Personal information
- Born: Guangxi, China
- Occupation(s): Athlete, martial artist, actor, entrepreneur

Sport
- Sport: Wushu
- Event(s): Nanquan, Jianshu, Qiangshu
- Team: Macau Wushu Team

Medal record
Representing Macau
Women's Wushu Taolu
World Championships
| Gold medal – first place | 1995 Baltimore | Nanquan |
| Gold medal – first place | 1999 Hong Kong | Qiangshu |
| Silver medal – second place | 1995 Baltimore | Jianshu |
| Silver medal – second place | 1999 Hong Kong | Jianshu |
| Silver medal – second place | 1999 Hong Kong | Nanquan |
Asian Games
| Silver medal – second place | 1994 Hiroshima | Nanquan |
| Silver medal – second place | 1998 Bangkok | Nanquan |

= Lei Fei =

Chinese wushu practitioner

Lei Fei (李菲 (Lǐ fēi); known professionally as Jewel Lee; born: March 3, 1975) is an actor, businesswoman, and a retired professional wushu taolu athlete from Macau.

== Life ==

=== Wushu career ===
Born in Guangxi, Lei was transferred to Macau to develop the country's status in the international competitive wushu circuit. Her first major international appearance was at the 1994 Asian Games in Hiroshima, Japan, where she won the silver medal in women's nanquan, the first silver medal for Macau at the Asian Games. A year later, she competed in the 1995 World Wushu Championships in Baltimore, United States, where she won a silver medal in qiangshu and was the world champion in nanquan. Three years later, she competed in the 1998 Asian Games in Bangkok, Thailand, and won another silver medal in women's changquan.
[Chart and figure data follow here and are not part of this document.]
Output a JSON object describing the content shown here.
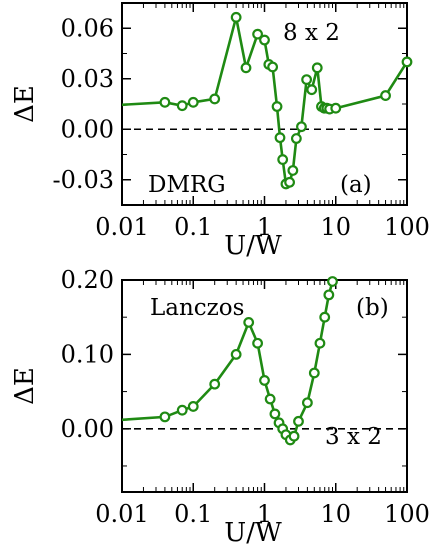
{
  "chart_data": [
    {
      "type": "line",
      "panel": "(a)",
      "method": "DMRG",
      "size": "8 x 2",
      "xlabel": "U/W",
      "ylabel": "ΔE",
      "xscale": "log",
      "xlim": [
        0.01,
        100
      ],
      "ylim": [
        -0.045,
        0.075
      ],
      "xticks": [
        "0.01",
        "0.1",
        "1",
        "10",
        "100"
      ],
      "yticks": [
        "-0.03",
        "0.00",
        "0.03",
        "0.06"
      ],
      "ytick_values": [
        -0.03,
        0.0,
        0.03,
        0.06
      ],
      "reference_line": 0.0,
      "color": "#1f8a13",
      "series": [
        {
          "x": [
            0.01,
            0.04,
            0.07,
            0.1,
            0.2,
            0.4,
            0.55,
            0.8,
            1.0,
            1.15,
            1.3,
            1.5,
            1.65,
            1.8,
            2.0,
            2.25,
            2.5,
            2.8,
            3.3,
            3.9,
            4.6,
            5.5,
            6.3,
            6.9,
            7.5,
            8.2,
            10,
            50,
            100
          ],
          "y": [
            0.0145,
            0.016,
            0.014,
            0.016,
            0.018,
            0.0665,
            0.0365,
            0.0565,
            0.053,
            0.0385,
            0.037,
            0.0135,
            -0.005,
            -0.018,
            -0.0325,
            -0.0315,
            -0.0245,
            -0.0055,
            0.0015,
            0.0295,
            0.0235,
            0.0365,
            0.0135,
            0.0125,
            0.0125,
            0.012,
            0.0125,
            0.02,
            0.04
          ]
        }
      ]
    },
    {
      "type": "line",
      "panel": "(b)",
      "method": "Lanczos",
      "size": "3 x 2",
      "xlabel": "U/W",
      "ylabel": "ΔE",
      "xscale": "log",
      "xlim": [
        0.01,
        100
      ],
      "ylim": [
        -0.085,
        0.2
      ],
      "xticks": [
        "0.01",
        "0.1",
        "1",
        "10",
        "100"
      ],
      "yticks": [
        "0.00",
        "0.10",
        "0.20"
      ],
      "ytick_values": [
        0.0,
        0.1,
        0.2
      ],
      "reference_line": 0.0,
      "color": "#1f8a13",
      "series": [
        {
          "x": [
            0.01,
            0.04,
            0.07,
            0.1,
            0.2,
            0.4,
            0.6,
            0.8,
            1.0,
            1.2,
            1.4,
            1.6,
            1.8,
            2.0,
            2.3,
            2.6,
            3.0,
            4.0,
            5.0,
            6.0,
            7.0,
            8.0,
            9.0
          ],
          "y": [
            0.012,
            0.016,
            0.025,
            0.03,
            0.06,
            0.1,
            0.143,
            0.115,
            0.065,
            0.04,
            0.02,
            0.008,
            0.0,
            -0.008,
            -0.015,
            -0.01,
            0.01,
            0.035,
            0.075,
            0.115,
            0.15,
            0.18,
            0.198
          ]
        }
      ]
    }
  ]
}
Her last competition was at the 1999 World Wushu Championships where she was a triple medalist and a world champion in qiangshu.

=== Acting and entrepreneurial career ===
In 1996, Lei was the runner-up Miss Macau. After retiring from competitive wushu, she started to develop her career as a film and television actor. She took on various small roles in films throughout Hong Kong and Macau, and was hailed as the successor to Michelle Yeoh. In 2001, she graduated from Australia's Macquarie University with degrees in international finance and corporate management. After graduating, she joined the Shenzhen Sannuo Group Company, becoming its vice-president in 2008.